Running is a fantastic way of keeping fit and healthy, warding off illness, and keeping your heart and mind healthy.
But it’s also something people are often a bit nervous of trying believing they are too unfit to start, too old, or simply that they won’t enjoy it – perhaps viewing it as a bit solitary, even though it can in fact be one of the best (and cheapest!) family and group fitness activities out there.
With that in mind, here are a few of the most common concerns I hear from people, together with hints and tips on overcoming them to find your inner runner, no matter what your size, age or fitness level.
I’m too old or unfit – start at your pace
It’s never too late to get your trainers on and get moving more. If you haven’t run before and aren’t already active, start small. Apps like Couch to 5K are a great way to get your body used to running in a safe and sustainable way. Start by running for 30 second intervals and increase your time the more you go out.
If you struggle with mobility or knee/hip/ankle injuries, try walking each day rather than running. When you first start out it’s best to run at an ‘easy’ pace – but remember, this is different for everyone! The best way to determine the right starting speed for you, is to try and hold a normal conversation whilst running. If you start getting too breathy to speak clearly (or to sing along to our favourite tunes if you are by yourself), you might be starting out a little too fast.
I’m embarrassed – get a confidence boost from friends and family
Everyone has to start somewhere, so you should never feel ashamed of your body or ability.
You do not have to wear skin-tight Lycra and expensive trainers to get the benefits of running.

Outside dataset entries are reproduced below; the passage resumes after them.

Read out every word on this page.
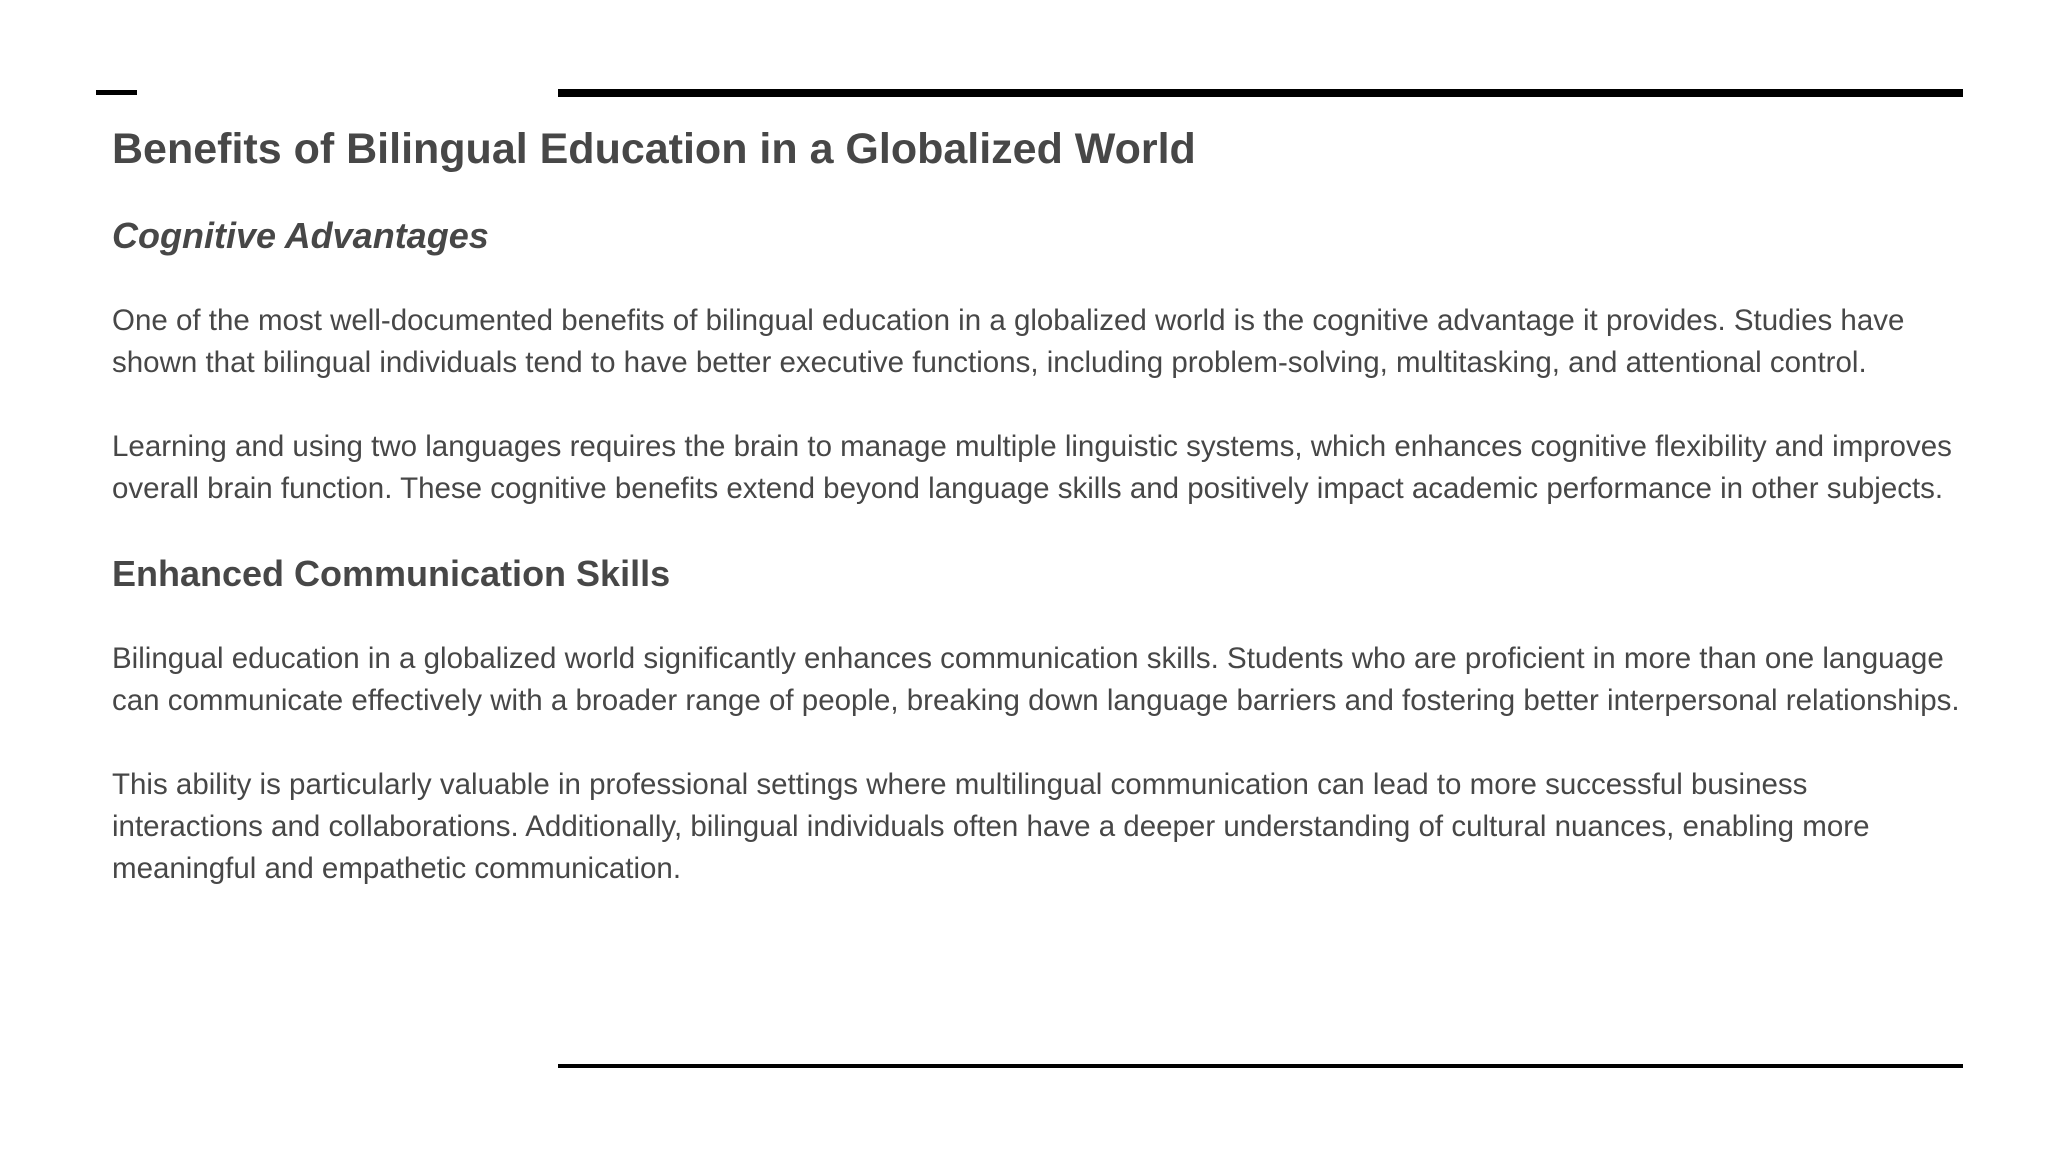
Benefits of Bilingual Education in a Globalized World
Cognitive Advantages

One of the most well-documented benefits of bilingual education in a globalized world is the cognitive advantage it provides. Studies have shown that bilingual individuals tend to have better executive functions, including problem-solving, multitasking, and attentional control.

Learning and using two languages requires the brain to manage multiple linguistic systems, which enhances cognitive flexibility and improves overall brain function. These cognitive benefits extend beyond language skills and positively impact academic performance in other subjects.

Enhanced Communication Skills

Bilingual education in a globalized world significantly enhances communication skills. Students who are proficient in more than one language can communicate effectively with a broader range of people, breaking down language barriers and fostering better interpersonal relationships.

This ability is particularly valuable in professional settings where multilingual communication can lead to more successful business interactions and collaborations. Additionally, bilingual individuals often have a deeper understanding of cultural nuances, enabling more meaningful and empathetic communication.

Comfy trainers and clothing which is easy to move in will be just as effective.
Running with a friend or members of your family will help you build confidence and have fun along the way. Alternatively, joining a running club will ensure you are grouped with people of a similar ability – you are not alone!
Breathe easy – getting a little out of puff is fine
It’s perfectly normal to find running difficult if you are just starting out. You will likely get hot, flushed, out of breath and sweaty as your body gets used to the physical exertion. Concentrating on your breathing will help you maintain a steady breath. Use both your nose and your mouth to breathe in, then your mouth to breathe out fully. If you find yourself struggling for breath, slow your pace down a little.
Cramp concerns – take time to wake up your muscles
Getting a stitch or cramp can cut your run short no matter how enthusiastic you are.
These annoying and painful conditions are generally caused by failing to warm up properly and exercising too soon after eating.
The best time to eat is about an hour and a half to two hours before. Eat something high in carbohydrates and low in fat, protein and fibre. A slice of wholemeal toast and peanut butter, hummus and pitta bread, or a banana and glass of milk are all good snacks.
Warm up by walking and stretching your leg muscles.
It’s boring – so mix it up a bit
With park runs, obstacle course racing and organised races taking place up and down the country, there really is no reason why you or your family should find running boring.
Bubble runs, colour runs, and rock and roll marathons are all designed to bring entertainment to the run, while tough mudders and pretty muddy encourage team camaraderie and enjoyment.
Downloading podcasts, audiobooks and playlists will keep you entertained during training, while switching up your routes and exploring new places will also make your runs more interesting.
I don’t have the time – in that case, running is perfect!
Running is one of the easiest things you can do if you’re short of time. You can start and end at your house without having to drive or go to a gym, and you don’t need to book in advance – just pull on your trainers and go.
And if childcare is a problem, take them with you! Running as a family is a good way to keep everyone healthy. It also helps keep you motivated and adds a little friendly competition into the mix. Just make sure you keep at the same pace and are supportive (not critical) of what they’re doing. Kids get dehydrated quickly in hot weather, so keep an eye on them.
Weather worries – wetter can be better
A bit of rain shouldn’t put you off a run, and once you’ve got into the habit, you may actually find you a little precipitation cools you down. The important thing is to take the first step. Once you have been for a few runs in fair weather, you’ll be more inclined to go out in the rain and probably enjoy the experience – it can be quite invigorating.
But if it really is too wet, windy or cold to run safely, don’t forget about the running machines at your local gym – many of which will have different terrain and sometimes visual settings to keep you busy and bring the outdoors, in.
So, have you run out of excuses?
Running for 30 minutes every other day will go towards your recommended amount of movement for the week, reducing your risk of chronic illnesses such as heart disease, type 2 diabetes, cancer and stroke. It’s inexpensive, can be a family, group or solo experience and is also a fantastic stress reliever that can boost your mood by encouraging the production of endorphins, or ‘happy hormones’. So, go on. No more excuses – give it a go!